Esa mañana, decidió que el universo debía terminar.
Sabía que no era alguien realmente capaz de hacer tal cosa, pero frente a la oportunidad quizás lo hubiera hecho.
Quizás
hubiera decidido detener los engranajes del mundo y dejar a la gente
abandonada a merced del ambiente que ya no podían controlar…
Pero solo quizás…
Porque
a la vez no se sentía capaz de abandonar una existencia tan especial
como la de la humanidad. Una existencia llena de vivencias y
elecciones, de sentimientos buenos y malos, de tantos cambios…
Aunque
por otro lado, a ella no le gustaban los cambios. Nunca le habían
gustado, la hacían sentirse sola y abandonada en medio de la nada.
Perdida sin guía…
Por
los cambios era que ese día había empezado a pensar esas cosas. Su
mente nunca se hubiera dirigido a una idea tan absurda como acabar con
el mundo utópico que la humanidad había creado para sí de no ser por
eso…
Quizás con un poco de nervios, notó que la Red no estaba en línea.
No
recordaba cuando era la última vez que había sucedido algo así. Quizás
porque ella siempre estaba en la conexión principal, cómodamente
observando, jugando como una niña, cuidándola como una madre…

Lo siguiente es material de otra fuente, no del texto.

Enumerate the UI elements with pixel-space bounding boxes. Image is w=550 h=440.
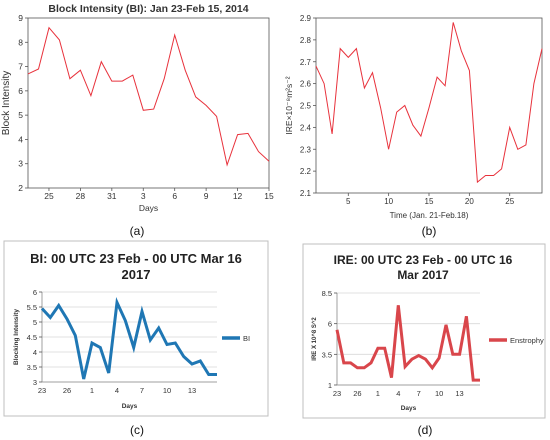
x-tick-label: 20 — [465, 197, 474, 206]
y-tick-label: 4.5 — [27, 333, 37, 342]
y-tick-label: 4 — [18, 134, 23, 144]
y-tick-label: 6 — [328, 320, 332, 329]
series-line — [315, 22, 543, 184]
chart-title: IRE: 00 UTC 23 Feb - 00 UTC 16 — [334, 253, 513, 267]
y-tick-label: 2.1 — [300, 189, 312, 198]
y-tick-label: 3 — [18, 159, 23, 169]
x-tick-label: 5 — [346, 197, 351, 206]
x-axis-label: Days — [122, 403, 138, 410]
chart-frame — [302, 243, 546, 419]
x-tick-label: 9 — [204, 191, 209, 201]
x-tick-label: 7 — [417, 389, 421, 398]
plot-area — [315, 17, 543, 194]
x-tick-label: 10 — [384, 197, 393, 206]
chart-title: 2017 — [122, 267, 151, 282]
y-tick-label: 5.5 — [27, 303, 37, 312]
x-tick-label: 10 — [435, 389, 443, 398]
chart-panel-1: Block Intensity (BI): Jan 23-Feb 15, 201… — [1, 3, 274, 238]
x-tick-label: 26 — [63, 386, 71, 395]
x-tick-label: 13 — [455, 389, 463, 398]
chart-panel-2: 2.1 2.2 2.3 2.4 2.5 2.6 2.7 2.8 2.9 5 10 15 20 25 Time… — [284, 14, 543, 238]
y-tick-label: 2.9 — [300, 14, 312, 23]
y-tick-label: 2.6 — [300, 80, 312, 89]
x-tick-label: 1 — [90, 386, 94, 395]
x-tick-label: 15 — [425, 197, 434, 206]
x-tick-label: 4 — [115, 386, 119, 395]
panel-label: (d) — [418, 423, 433, 437]
x-tick-label: 10 — [163, 386, 171, 395]
y-tick-label: 5 — [18, 110, 23, 120]
x-axis-label: Days — [139, 203, 158, 213]
y-tick-label: 7 — [18, 62, 23, 72]
y-tick-label: 3.5 — [27, 363, 37, 372]
y-tick-label: 5 — [33, 318, 37, 327]
y-tick-label: 6 — [33, 288, 37, 297]
x-tick-label: 26 — [353, 389, 361, 398]
y-tick-label: 2.4 — [300, 123, 312, 132]
y-axis-label: Block Intensity — [1, 71, 12, 135]
x-tick-label: 6 — [172, 191, 177, 201]
y-tick-label: 3 — [33, 378, 37, 387]
y-axis-label: Blocking Intensity — [13, 309, 20, 365]
x-tick-label: 31 — [107, 191, 117, 201]
y-tick-label: 8 — [18, 37, 23, 47]
panel-label: (c) — [130, 423, 144, 437]
x-tick-label: 1 — [376, 389, 380, 398]
x-tick-label: 4 — [396, 389, 400, 398]
legend-label: BI — [243, 334, 250, 343]
panel-label: (b) — [422, 224, 437, 238]
y-axis-label: IRE X 10^8 S^2 — [312, 317, 318, 361]
chart-title: BI: 00 UTC 23 Feb - 00 UTC Mar 16 — [30, 251, 242, 266]
y-tick-label: 2.3 — [300, 145, 312, 154]
x-tick-label: 25 — [505, 197, 514, 206]
x-tick-label: 15 — [264, 191, 274, 201]
y-axis-label: IRE×10⁻⁸m²s⁻² — [284, 76, 294, 134]
series-line — [335, 305, 480, 382]
y-tick-label: 2.5 — [300, 102, 312, 111]
x-tick-label: 23 — [333, 389, 341, 398]
y-tick-label: 6 — [18, 86, 23, 96]
panel-label: (a) — [130, 224, 145, 238]
y-tick-label: 1 — [328, 381, 332, 390]
y-tick-label: 2 — [18, 183, 23, 193]
x-tick-label: 23 — [38, 386, 46, 395]
y-tick-label: 2.2 — [300, 167, 312, 176]
y-tick-label: 8.5 — [322, 289, 332, 298]
y-tick-label: 4 — [33, 348, 37, 357]
x-tick-label: 28 — [76, 191, 86, 201]
y-tick-label: 2.7 — [300, 58, 312, 67]
legend-label: Enstrophy — [510, 336, 544, 345]
x-tick-label: 13 — [188, 386, 196, 395]
series-line — [27, 26, 270, 167]
x-axis-label: Time (Jan. 21-Feb.18) — [390, 211, 469, 220]
y-tick-label: 2.8 — [300, 36, 312, 45]
y-tick-label: 3.5 — [322, 350, 332, 359]
x-tick-label: 7 — [140, 386, 144, 395]
chart-title: Mar 2017 — [397, 268, 449, 282]
series-line — [40, 297, 217, 380]
chart-title: Block Intensity (BI): Jan 23-Feb 15, 201… — [48, 3, 248, 15]
plot-area — [27, 17, 270, 189]
x-axis-label: Days — [401, 405, 417, 412]
x-tick-label: 12 — [233, 191, 243, 201]
chart-frame — [3, 240, 269, 417]
x-tick-label: 3 — [141, 191, 146, 201]
y-tick-label: 9 — [18, 13, 23, 23]
x-tick-label: 25 — [44, 191, 54, 201]
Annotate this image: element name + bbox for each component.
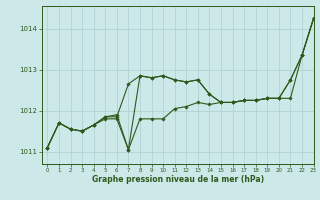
X-axis label: Graphe pression niveau de la mer (hPa): Graphe pression niveau de la mer (hPa) [92, 175, 264, 184]
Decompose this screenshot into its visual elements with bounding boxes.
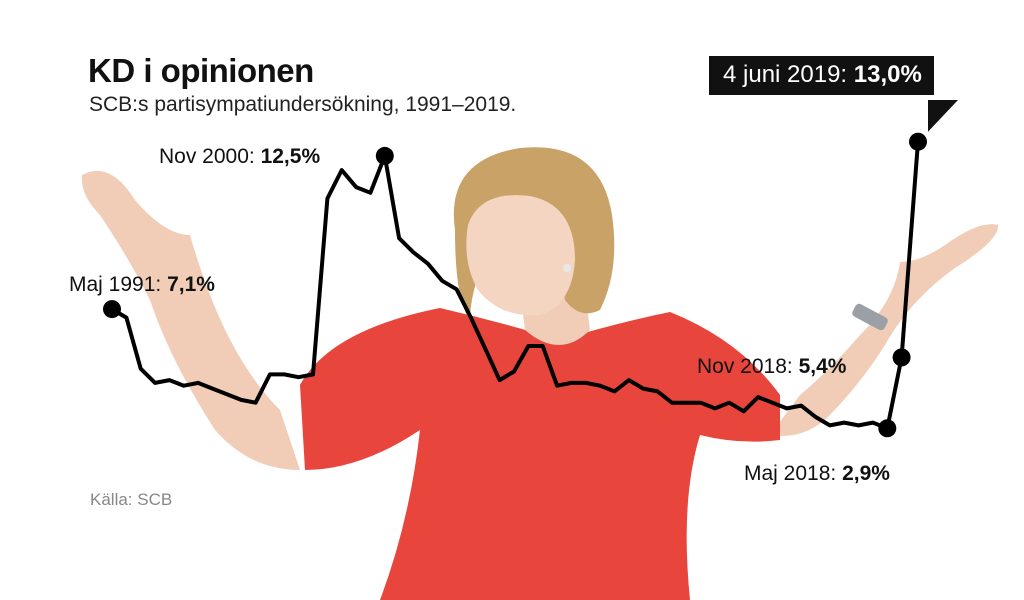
face <box>466 195 575 316</box>
annotation-date: Nov 2000: <box>159 145 255 168</box>
annotation-value: 7,1% <box>167 273 215 296</box>
left-arm <box>81 170 301 470</box>
chart-title: KD i opinionen <box>88 52 314 89</box>
annotation-value: 13,0% <box>853 61 922 88</box>
right-arm <box>770 224 999 436</box>
annotation-date: Nov 2018: <box>697 355 793 378</box>
chart-subtitle: SCB:s partisympatiundersökning, 1991–201… <box>89 93 517 116</box>
annotation-value: 12,5% <box>260 145 321 168</box>
annotation-value: 2,9% <box>842 462 890 485</box>
series-line <box>110 139 920 431</box>
annotation-nov-2000: Nov 2000: 12,5% <box>159 145 320 169</box>
annotation-value: 5,4% <box>798 355 847 378</box>
annotation-may-2018: Maj 2018: 2,9% <box>744 462 890 486</box>
red-dress <box>300 308 780 600</box>
annotation-date: 4 juni 2019: <box>723 61 848 88</box>
earring <box>563 264 571 272</box>
hair <box>453 147 615 320</box>
annotation-may-1991: Maj 1991: 7,1% <box>69 273 215 297</box>
data-point-marker <box>909 132 927 151</box>
line-series <box>103 100 958 438</box>
annotation-date: Maj 1991: <box>69 273 162 296</box>
woman-red-dress-photo <box>81 147 999 600</box>
source-note: Källa: SCB <box>90 490 173 509</box>
annotation-june-2019-callout: 4 juni 2019: 13,0% <box>709 56 934 95</box>
annotation-date: Maj 2018: <box>744 462 837 485</box>
watch <box>852 303 888 331</box>
callout-pointer <box>928 100 958 132</box>
data-point-marker <box>878 419 897 438</box>
data-point-marker <box>375 146 394 165</box>
data-point-marker <box>103 300 121 319</box>
annotation-nov-2018: Nov 2018: 5,4% <box>697 355 846 379</box>
data-point-marker <box>892 348 911 367</box>
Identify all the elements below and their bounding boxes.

Porque ese era su trabajo y ella lo amaba.
Por
primera vez en mucho tiempo apoyó sus pies descalzos en el suelo frío y
caminó lentamente. Pronto todo estaría de vuelta y esos pensamientos
perversos abandonarían su mente. Pronto, todo estaría de vuelta a lo
normal…
Suspiró e intentó alcanzar la Red una vez más.
Esta vez sintió el suave tirón de la respuesta que esperaba.
Sonrió.
Treinta y tres segundos podían ser una eternidad.